I recommend that you take the bike, along with your receipt, to your local Felt dealer. They will contact Felt Dealer Services from there and let you know what your options are.


----------



## bwbishop (Sep 17, 2011)

wpcouch said:


> Hi bwbishop
> 
> I recommend that you take the bike, along with your receipt, to your local Felt dealer. They will contact Felt Dealer Services from there and let you know what your options are.

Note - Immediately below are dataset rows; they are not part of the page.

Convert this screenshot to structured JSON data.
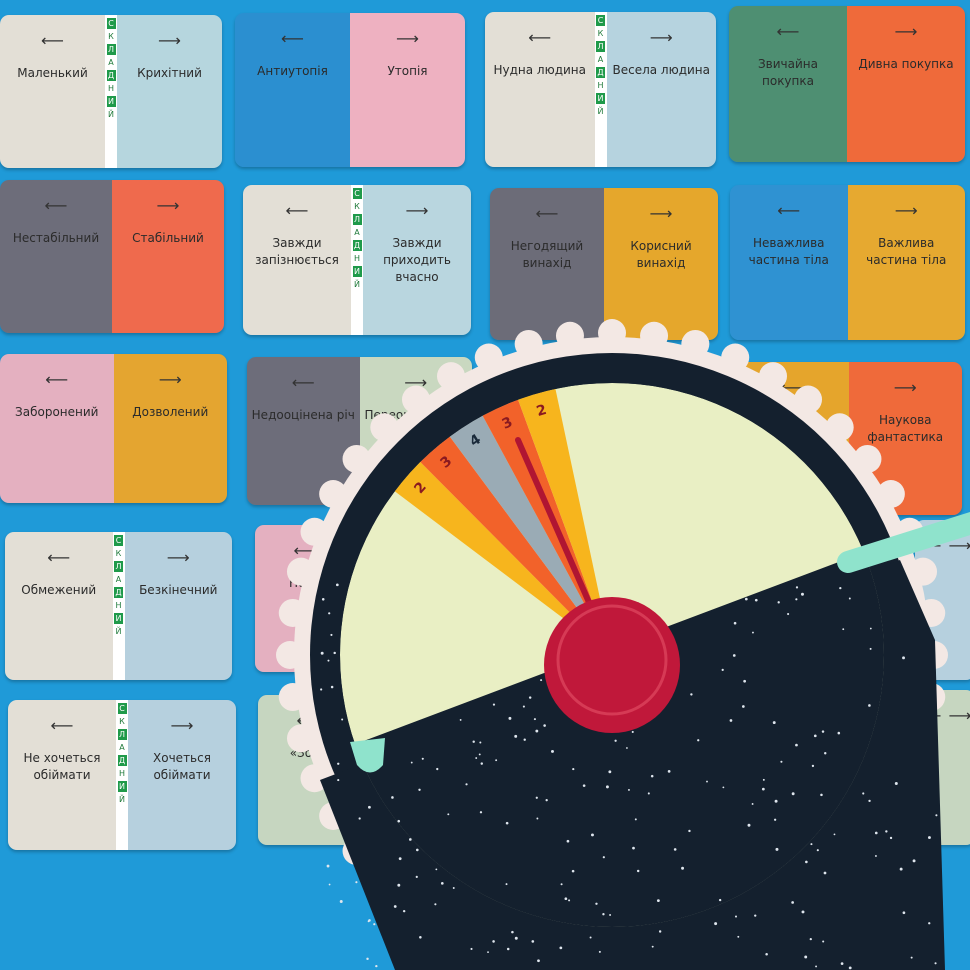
{
  "strip_label": "СКЛАДНИЙ",
  "cards": [
    {
      "left": "Маленький",
      "right": "Крихітний",
      "lc": "#e3dfd6",
      "rc": "#b6d6de",
      "strip": true
    },
    {
      "left": "Антиутопія",
      "right": "Утопія",
      "lc": "#2b8fd0",
      "rc": "#eeb1c1",
      "strip": false
    },
    {
      "left": "Нудна людина",
      "right": "Весела людина",
      "lc": "#e3dfd6",
      "rc": "#b6d3df",
      "strip": true
    },
    {
      "left": "Звичайна покупка",
      "right": "Дивна покупка",
      "lc": "#4e8f72",
      "rc": "#ef6a3a",
      "strip": false
    },
    {
      "left": "Нестабільний",
      "right": "Стабільний",
      "lc": "#6d6d7a",
      "rc": "#ef6a4d",
      "strip": false
    },
    {
      "left": "Завжди запізнюється",
      "right": "Завжди приходить вчасно",
      "lc": "#e3dfd6",
      "rc": "#b9d6df",
      "strip": true
    },
    {
      "left": "Негодящий винахід",
      "right": "Корисний винахід",
      "lc": "#6c6c78",
      "rc": "#e5a72c",
      "strip": false
    },
    {
      "left": "Неважлива частина тіла",
      "right": "Важлива частина тіла",
      "lc": "#2f92d2",
      "rc": "#e6a930",
      "strip": false
    },
    {
      "left": "Заборонений",
      "right": "Дозволений",
      "lc": "#e4b0c0",
      "rc": "#e4a530",
      "strip": false
    },
    {
      "left": "Недооцінена річ",
      "right": "Переоцінена річ",
      "lc": "#6d6d7a",
      "rc": "#c9d8c0",
      "strip": false
    },
    {
      "left": "",
      "right": "Наукова фантастика",
      "lc": "#e5a52c",
      "rc": "#ef6a3a",
      "strip": false
    },
    {
      "left": "Обмежений",
      "right": "Безкінечний",
      "lc": "#e3dfd6",
      "rc": "#b6d0de",
      "strip": true
    },
    {
      "left": "Недо",
      "right": "",
      "lc": "#e4b0c0",
      "rc": "#e4b0c0",
      "strip": false
    },
    {
      "left": "",
      "right": "",
      "lc": "#b6d0de",
      "rc": "#b6d0de",
      "strip": false
    },
    {
      "left": "Не хочеться обіймати",
      "right": "Хочеться обіймати",
      "lc": "#e3dfd6",
      "rc": "#b6d0de",
      "strip": true
    },
    {
      "left": "«Зо ві",
      "right": "",
      "lc": "#c6d6c0",
      "rc": "#c6d6c0",
      "strip": false
    },
    {
      "left": "",
      "right": "",
      "lc": "#c6d6c0",
      "rc": "#c6d6c0",
      "strip": false
    }
  ],
  "arrows": {
    "left": "⟵",
    "right": "⟶"
  },
  "wheel": {
    "scores": [
      "2",
      "3",
      "4",
      "3",
      "2"
    ],
    "score_colors": [
      "#f7b51d",
      "#f2622a",
      "#9aabb5",
      "#f2622a",
      "#f7b51d"
    ],
    "face_color": "#e9efc4",
    "screen_color": "#14202e",
    "knob_color": "#c0183a",
    "handle_color": "#8fe3cc"
  }
}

That's what I ended up doing. Took it to my dealer and it sounds like Felt is going to warranty the frame. I'm suppose to hear the final verdict today but it sounds like I'll only be out of pocket the labor at my LBS to move my components over to the new frame. I'll keep my fingers crossed So far the service from my LBS (Full Cycle in Boulder) has been outstanding.


----------



## plimpington2 (Jul 8, 2011)

It would seem to me that if the item is being replaced under warranty, shouldn't felt also pick up the cost of the labor to replace the defective part?

Judd


----------



## bwbishop (Sep 17, 2011)

I hope so! That would be great. Haven't received the final verdict yet so that is still a possibility.


----------



## bwbishop (Sep 17, 2011)

*Got my bike back*

So I picked my Felt back up today. They sent a new frame to my LBS and they built it up for me earlier this week.

The new frame looks great. My 2010 Z5 had a gloss back finish. The new one is matte which I actually like better.

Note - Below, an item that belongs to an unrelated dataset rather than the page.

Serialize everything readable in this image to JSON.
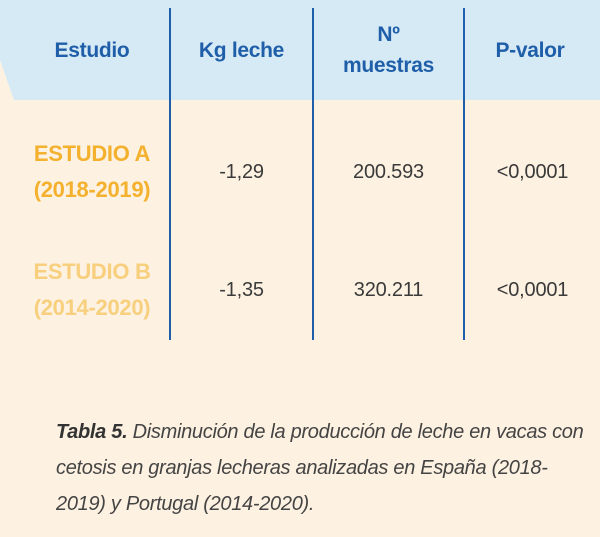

I'm still trying to figure out what year the frame is. The 2010 Zc is glossy with a rainbow on the seat tube, and the 2011 Zc is white, so is mine a 2012?
ZC Frameset - Felt Bicycles (2010)
ZC Frame - Felt Bicycles (2011)

Currently the Felt website does not list a Zc frameset, just the Z1...

Cheers


----------



## jasonandrew76 (Aug 16, 2011)

Looks like you 've got the decals of a 2010. Looks like a unique finish on the frame though, because its no where to be found on their site..Special or Team Edition perhaps?..I seriously doubt you will ever see someone else with the same bike, so thats pretty awesome!!


----------



## Chico2000 (Jul 7, 2011)

Looks awesome! :thumbsup:


----------



## scottzj (Oct 4, 2010)

Thats pretty cool and very rare look too. Nothing like having a bike you know no one else will have! hehe


----------



## KCTele (Apr 6, 2010)

What is the hub/skewer setup? Very cool looking!


----------



## bwbishop (Sep 17, 2011)

KCTele said:


> What is the hub/skewer setup? Very cool looking!


Those are my first attempt at building wheels. It's a Dati Hub laced with Sapim Lasers to a Kinlin-XR200 rim with Titanium skewers (all from bikehubstore.com). Including the tubes, skewers, and tires, they are 2.134 pounds lighter than the stock Mavik CXP-22 w/Vitoria Pro wheels that came with the bike.


----------